Logement

Logement étudiant : déjà 21 000 projets dans les cartons pour 2018-2019

Mots clés : Bâtiment d’habitation individuel - Gouvernement - Politique du logement - Produits et matériaux - Rénovation d'ouvrage

Dans le cadre du plan « 80 000 » logements à destination des étudiants et jeunes actifs, déjà 21 000 habitations sont en projet pour la période 2018-2019. Du côté de la réhabilitation, 120 millions d’euros seront investis chaque année selon le gouvernement.  

C’est l’une des priorités du gouvernement. A l’occasion d’une journée consacrée au logement étudiant à l’Université Paris-Dauphine ce 21 novembre 2017, Frédérique Vidal, ministre de l’Enseignement supérieur, de la Recherche et de l’Innovation, et Julien Denormandie, secrétaire d’Etat auprès du ministre de la Cohésion des territoires ont détaillé le plan « 60 000 » (également appelé plan « 80 000 ») qui prévoit la construction de 80 000 logements sur le quinquennat, parmi lesquels 60 000 logements étudiants et 20 000 habitations pour les jeunes actifs.

« Notre objectif est de mieux accueillir les étudiants. Nous avons déjà en projet 21 000 logements étudiants pour 2018-2019 », a présenté Frédérique Vidal. Pour la ministre, cette construction massive de logements doit s’accompagner d’un effort de réhabilitation. « 4 400 logements ont été réhabilités à la rentrée 2017. Chaque année, 120 millions d’euros seront investis dans ces réhabilitations. Notre souhait est à terme d’engager la réhabilitation de l’ensemble du parc », complète l’ancienne présidente de l’université Nice-Sophia-Antipolis.

 

40 390 places créées sous le quinquennat précédent

 

Le gouvernement entend ainsi doubler l’objectif du plan logement étudiant mis en place lors du précédent quinquennat. « Ce plan « 40 000 » a été une véritable réussite puisque ce sont plus de 40 390 places qui verront le jour d’ici la fin 2017, prioritairement créées dans les grandes agglomérations. Nous voulons aller encore plus loin, afin de faire face au choc démographique étudiant », a ajouté Frédérique Vidal. En effet, pour la rentrée 2016-2017, le nombre d’inscriptions étudiantes dans l’enseignement supérieur a augmenté de 2,3% sur un an pour atteindre 2 609 700, selon le ministère de l’enseignement supérieur.
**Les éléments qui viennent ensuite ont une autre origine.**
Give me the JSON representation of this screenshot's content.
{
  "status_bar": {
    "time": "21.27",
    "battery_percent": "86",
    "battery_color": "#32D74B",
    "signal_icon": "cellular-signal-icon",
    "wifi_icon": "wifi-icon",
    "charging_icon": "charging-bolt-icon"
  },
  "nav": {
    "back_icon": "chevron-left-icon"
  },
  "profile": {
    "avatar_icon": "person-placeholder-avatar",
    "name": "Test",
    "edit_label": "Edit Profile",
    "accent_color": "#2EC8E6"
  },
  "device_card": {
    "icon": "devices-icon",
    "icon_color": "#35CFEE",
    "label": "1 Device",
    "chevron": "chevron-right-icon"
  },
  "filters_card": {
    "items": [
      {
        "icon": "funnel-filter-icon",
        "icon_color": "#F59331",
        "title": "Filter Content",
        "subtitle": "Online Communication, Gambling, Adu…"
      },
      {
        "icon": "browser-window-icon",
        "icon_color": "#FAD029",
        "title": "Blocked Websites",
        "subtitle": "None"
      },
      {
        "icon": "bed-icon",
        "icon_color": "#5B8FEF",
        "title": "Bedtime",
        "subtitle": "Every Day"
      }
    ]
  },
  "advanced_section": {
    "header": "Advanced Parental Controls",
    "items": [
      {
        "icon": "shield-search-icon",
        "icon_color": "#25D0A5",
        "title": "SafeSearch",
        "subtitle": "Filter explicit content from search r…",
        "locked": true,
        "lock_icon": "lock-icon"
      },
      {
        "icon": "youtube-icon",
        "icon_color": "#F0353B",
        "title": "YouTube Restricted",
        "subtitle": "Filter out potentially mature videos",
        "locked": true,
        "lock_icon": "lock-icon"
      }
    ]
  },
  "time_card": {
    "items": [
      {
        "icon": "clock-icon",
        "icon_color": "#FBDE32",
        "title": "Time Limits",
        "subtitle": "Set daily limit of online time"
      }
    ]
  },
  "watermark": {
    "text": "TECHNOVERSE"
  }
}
Pour atteindre les 80 000 logements, le gouvernement « veut donc poursuivre la libération du foncier avec l’objectif de construire plus et moins cher », a abondé Julien Denormandie. « Sans terrain disponible, on ne peut pas construire plus de résidences étudiantes. C’est pourquoi nous avons mis en place des dispositifs pour créer un choc fiscal, afin d’inciter tout propriétaire ou entreprise à libérer du foncier. »
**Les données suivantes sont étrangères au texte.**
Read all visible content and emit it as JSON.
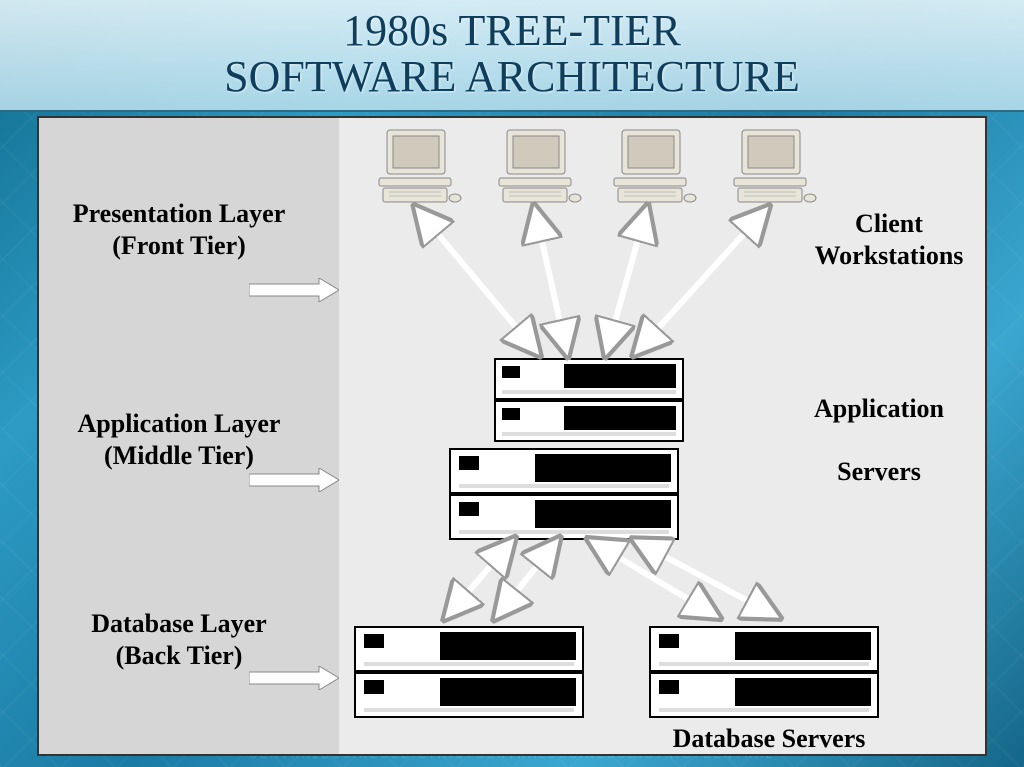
{
  "title": {
    "line1": "1980s TREE-TIER",
    "line2": "SOFTWARE ARCHITECTURE"
  },
  "layers": {
    "presentation": {
      "name": "Presentation Layer",
      "tier": "(Front Tier)"
    },
    "application": {
      "name": "Application Layer",
      "tier": "(Middle Tier)"
    },
    "database": {
      "name": "Database Layer",
      "tier": "(Back Tier)"
    }
  },
  "right_labels": {
    "client1": "Client",
    "client2": "Workstations",
    "app1": "Application",
    "app2": "Servers",
    "db": "Database Servers"
  },
  "watermark": "CENTRALBUSINESSDISTRICTCENTRALBUSINESSDISTRICTCENTRAL"
}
Ce plan passera aussi par une collaboration étroite avec les bailleurs sociaux et Action Logement qui, comme l’a rappelé le secrétaire d’Etat, assurent les modalités de financement des programmes. Dans le détail, l’ex-1% Logement co-financera avec l’Etat 40 000 logements, dont les 20 000 destinés aux jeunes actifs, indique le protocole signé ce mardi 21 novembre entre l’organisme paritaire et le gouvernement en marge de la convention annuelle d’Action Logement.

 

Focus

Outre la création d’un plan de 8O OOO logements, le gouvernement entend mettre en place d’autres dispositifs pour faciliter l’accès au logement pour les étudiants. Julien Denormandie, secrétaire d’Etat auprès du ministre de la Cohésion des territoires, a rappelé, à l’occasion d’une journée consacrée au logement étudiant à l’Université Paris-Dauphine ce 21 novembre 2O17, l’élargissement de la caution locative gratuite Visale. La nouvelle version du dispositif offrira aux étudiants une caution locative gratuite sans distinction de statut, alors qu’elle était initialement destinée aux chômeurs ayant retrouvé un emploi ou aux salariés en mobilité professionnelle.

Par ailleurs, Frédérique Vidal, ministre de l’Enseignement supérieur, de la Recherche et de l’Innovation, également présente lors de cette journée, a également évoqué la création d’un Observatoire national du logement étudiant au premier trimestre 2O18. Objectif : « identifier le besoin de foncier public, mais aussi analyser toutes les démarches au niveau territorial pour faire émerger des observatoires régionaux », comme le rappelle la ministre.